Em suma, o Estatuto e o Regimento Geral da Universidade, formalizados usualmente mediante Resoluções expedidas pelos órgãos universitários competentes, são os diplomas normativos, que por força de preceitos constitucionais e legais concretizam o exercício e o conteúdo da autonomia universitária.

IV - CONCLUSÕES

 

Apenas para arrematar, retomem-se os seguintes pontos fixados:

1. A consagração da autonomia universitária no plano constitucional, além de constituir significativa inovação na vida do instituto, importa uma renovada figuração jurídico-constitucional do mesmo. Isto significa dizer que:

a) a autonomia constitui uma garantia institucional das universidades e constituindo um "mínimo intangível" representa proteção reforçada contra o arbítrio e a invasão dos entes legislativos inferiores;

b) a interpretação do princípio da autonomia universitária deve ser feita à luz da Constituição Federal; tem este princípio constitucional a mesma força dos demais princípios constitucionais, de tal sorte que todos deverão ser interpretados de modo harmônico, a fim de que o princípio tenha a aplicação mais eficiente e conforme à finalidade para a qual foi instituído;

c) o princípio da autonomia universitária se irradia por todo o sistema e tem uma dimensão fundamentadora, interpretativa, integrativa e diretiva para a aplicação do instituto, seja nos planos legislativo e executivo, de qualquer nível do sistema constitucional brasileiro, seja no tocante à sua aplicação em geral;

d) o exercício e a aplicação da autonomia universitária não estão condicionados à lei; o exercício da autonomia universitária não se faz "na forma da lei". A norma constitucional que abriga o princípio é de eficácia plena, independendo, portanto, de lei para ser aplicada;

e) leis que, de qualquer modo, alcancem as universidades, não podem ter como objetivo ou finalidade conceder ou restringir sua autonomia. Toda e qualquer lei que abrigue normas relativas à universidade, ou a ela se dirijam, deve se conter nos limites da Constituição e dispor sobre a matéria própria da via legislativa de modo "adequado", "razoável" e "proporcional", a fim de não frustar a garantia institucional da autonomia;

f) o conteúdo e os limites à autonomia constitucional são postos pelo constituinte originário na Constituição Federal e somente estes são admissíveis na vida do instituto;

g) a autonomia universitária é exercida dentro dos limites da Constituição; onde a Constituição não estabelece limites, a lei não pode estabelecê-los, também. Assim, onde a Constituição não limita, e a lei também não o faz, porque não pode fazê-lo, a autonomia é plenamente exercitável pela universidade;

h) finalmente, a inclusão, no texto constitucional, do princípio da autonomia universitária como garantia institucional implica a derrogação de toda a legislação ordinária que com ela seja inconciliável.

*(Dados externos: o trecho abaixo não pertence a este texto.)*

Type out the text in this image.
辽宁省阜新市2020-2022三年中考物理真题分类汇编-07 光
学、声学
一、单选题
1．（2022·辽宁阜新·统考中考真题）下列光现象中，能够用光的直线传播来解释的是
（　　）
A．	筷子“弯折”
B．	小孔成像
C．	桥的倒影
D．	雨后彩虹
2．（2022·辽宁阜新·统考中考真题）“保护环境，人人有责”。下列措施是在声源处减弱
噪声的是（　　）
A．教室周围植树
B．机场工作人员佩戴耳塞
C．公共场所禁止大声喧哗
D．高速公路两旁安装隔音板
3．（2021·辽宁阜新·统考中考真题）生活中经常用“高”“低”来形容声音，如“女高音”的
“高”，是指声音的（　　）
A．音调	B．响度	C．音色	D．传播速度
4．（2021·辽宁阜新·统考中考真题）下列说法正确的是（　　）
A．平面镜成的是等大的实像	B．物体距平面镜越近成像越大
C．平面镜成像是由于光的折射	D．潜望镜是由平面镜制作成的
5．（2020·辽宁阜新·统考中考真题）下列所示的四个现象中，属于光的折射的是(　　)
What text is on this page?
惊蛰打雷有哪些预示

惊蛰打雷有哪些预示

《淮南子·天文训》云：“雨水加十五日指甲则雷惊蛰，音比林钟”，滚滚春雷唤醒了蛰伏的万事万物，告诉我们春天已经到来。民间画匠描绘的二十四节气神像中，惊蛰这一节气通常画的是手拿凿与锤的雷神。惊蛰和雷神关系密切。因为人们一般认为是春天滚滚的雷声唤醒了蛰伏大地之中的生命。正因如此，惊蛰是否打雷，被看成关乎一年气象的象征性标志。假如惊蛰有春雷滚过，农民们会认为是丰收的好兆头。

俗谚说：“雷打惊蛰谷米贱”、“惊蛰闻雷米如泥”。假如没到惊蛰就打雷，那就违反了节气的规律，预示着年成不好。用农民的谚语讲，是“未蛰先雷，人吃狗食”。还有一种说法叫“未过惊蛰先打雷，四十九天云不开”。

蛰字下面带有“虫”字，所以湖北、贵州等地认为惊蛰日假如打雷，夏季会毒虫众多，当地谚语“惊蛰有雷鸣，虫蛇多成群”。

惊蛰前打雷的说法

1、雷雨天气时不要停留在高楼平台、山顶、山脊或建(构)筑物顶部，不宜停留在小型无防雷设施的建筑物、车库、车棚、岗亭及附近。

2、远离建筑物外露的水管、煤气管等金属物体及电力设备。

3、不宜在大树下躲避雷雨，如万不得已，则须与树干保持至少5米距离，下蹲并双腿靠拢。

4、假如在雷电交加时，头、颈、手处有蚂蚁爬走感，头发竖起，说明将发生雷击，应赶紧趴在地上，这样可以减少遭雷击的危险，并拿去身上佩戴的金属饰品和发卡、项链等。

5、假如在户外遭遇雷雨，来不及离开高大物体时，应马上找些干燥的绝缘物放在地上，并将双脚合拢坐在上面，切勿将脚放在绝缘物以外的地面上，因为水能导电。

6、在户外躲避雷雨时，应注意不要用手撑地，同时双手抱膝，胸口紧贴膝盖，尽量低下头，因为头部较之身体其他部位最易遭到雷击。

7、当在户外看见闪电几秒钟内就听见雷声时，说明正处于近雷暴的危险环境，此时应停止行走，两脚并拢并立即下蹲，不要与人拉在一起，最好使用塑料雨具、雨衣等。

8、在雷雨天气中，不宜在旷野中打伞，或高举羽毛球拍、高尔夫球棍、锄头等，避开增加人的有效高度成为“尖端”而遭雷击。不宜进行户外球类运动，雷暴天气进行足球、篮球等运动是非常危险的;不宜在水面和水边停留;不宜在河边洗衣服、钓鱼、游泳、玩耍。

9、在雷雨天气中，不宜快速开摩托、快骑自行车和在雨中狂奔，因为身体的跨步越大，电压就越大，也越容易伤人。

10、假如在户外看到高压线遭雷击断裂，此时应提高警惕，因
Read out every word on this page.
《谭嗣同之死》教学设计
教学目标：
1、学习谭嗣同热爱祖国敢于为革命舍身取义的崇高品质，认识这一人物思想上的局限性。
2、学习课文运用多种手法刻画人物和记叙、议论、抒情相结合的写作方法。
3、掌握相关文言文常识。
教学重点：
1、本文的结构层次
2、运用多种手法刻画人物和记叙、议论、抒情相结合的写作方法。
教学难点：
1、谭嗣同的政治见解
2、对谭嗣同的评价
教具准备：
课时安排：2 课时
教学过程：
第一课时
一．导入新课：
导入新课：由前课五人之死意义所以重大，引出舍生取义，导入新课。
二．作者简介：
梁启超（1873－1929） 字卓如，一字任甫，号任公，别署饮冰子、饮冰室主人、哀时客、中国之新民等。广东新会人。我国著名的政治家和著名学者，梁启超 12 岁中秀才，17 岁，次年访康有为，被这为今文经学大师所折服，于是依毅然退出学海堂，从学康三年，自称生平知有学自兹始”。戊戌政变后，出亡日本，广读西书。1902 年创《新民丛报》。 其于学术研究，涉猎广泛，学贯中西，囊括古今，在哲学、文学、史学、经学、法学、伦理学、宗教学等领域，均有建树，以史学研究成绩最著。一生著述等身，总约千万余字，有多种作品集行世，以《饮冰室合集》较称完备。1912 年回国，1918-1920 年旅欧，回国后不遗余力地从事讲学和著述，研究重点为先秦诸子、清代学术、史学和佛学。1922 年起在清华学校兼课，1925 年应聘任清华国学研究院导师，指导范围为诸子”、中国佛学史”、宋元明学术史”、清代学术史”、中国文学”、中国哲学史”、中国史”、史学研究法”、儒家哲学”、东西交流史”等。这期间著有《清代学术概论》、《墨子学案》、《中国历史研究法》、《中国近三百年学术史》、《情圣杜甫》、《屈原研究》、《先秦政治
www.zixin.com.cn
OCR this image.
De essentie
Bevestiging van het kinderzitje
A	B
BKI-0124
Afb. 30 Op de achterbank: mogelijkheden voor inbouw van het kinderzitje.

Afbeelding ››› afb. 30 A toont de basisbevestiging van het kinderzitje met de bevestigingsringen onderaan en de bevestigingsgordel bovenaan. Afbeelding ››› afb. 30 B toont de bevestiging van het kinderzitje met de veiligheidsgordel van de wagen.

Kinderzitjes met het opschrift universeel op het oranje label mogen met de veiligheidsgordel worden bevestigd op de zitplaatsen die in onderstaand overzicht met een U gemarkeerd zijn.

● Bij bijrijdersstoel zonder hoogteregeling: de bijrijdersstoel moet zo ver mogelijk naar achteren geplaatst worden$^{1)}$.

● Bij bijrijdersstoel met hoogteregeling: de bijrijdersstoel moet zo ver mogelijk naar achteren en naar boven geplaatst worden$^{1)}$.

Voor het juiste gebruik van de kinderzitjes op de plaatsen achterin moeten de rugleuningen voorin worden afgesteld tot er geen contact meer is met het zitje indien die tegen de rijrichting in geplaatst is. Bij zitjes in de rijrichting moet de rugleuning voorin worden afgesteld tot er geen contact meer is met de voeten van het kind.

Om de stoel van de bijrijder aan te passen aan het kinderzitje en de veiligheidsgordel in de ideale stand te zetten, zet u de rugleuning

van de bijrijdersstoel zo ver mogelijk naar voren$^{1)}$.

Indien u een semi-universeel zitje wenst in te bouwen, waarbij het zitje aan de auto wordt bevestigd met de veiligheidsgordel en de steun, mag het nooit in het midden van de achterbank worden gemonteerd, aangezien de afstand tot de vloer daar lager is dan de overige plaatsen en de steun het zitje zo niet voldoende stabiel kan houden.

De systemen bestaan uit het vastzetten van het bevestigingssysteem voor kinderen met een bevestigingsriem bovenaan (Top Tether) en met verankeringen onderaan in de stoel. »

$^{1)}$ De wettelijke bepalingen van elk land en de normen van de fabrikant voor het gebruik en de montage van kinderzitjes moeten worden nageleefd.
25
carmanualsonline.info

2. A autonomia universitária tem sua expressão normativa veiculada nos seus Estatutos e Regimentos, usualmente formalizados mediante uma Resolução. Constituem tais diplomas os atos normativos básicos da expressão e manifestação da autonomia universitária, ou seja, as normas fundamentadoras da vida autônoma da universidade. Bem por isto somente podem ser por ela própria elaborados.

3. O conteúdo material dos diplomas normativos universitários básicos abrange todo o desdobramento da autonomia universitária, nos seus múltiplos aspectos: autonomia didático-científica, autonomia administrativa e autonomia de gestão financeira e patrimonial.

4. A força normativa dos diplomas universitários deriva da Constituição de 5/10/1988 e da autonomia que esta confere à universidade.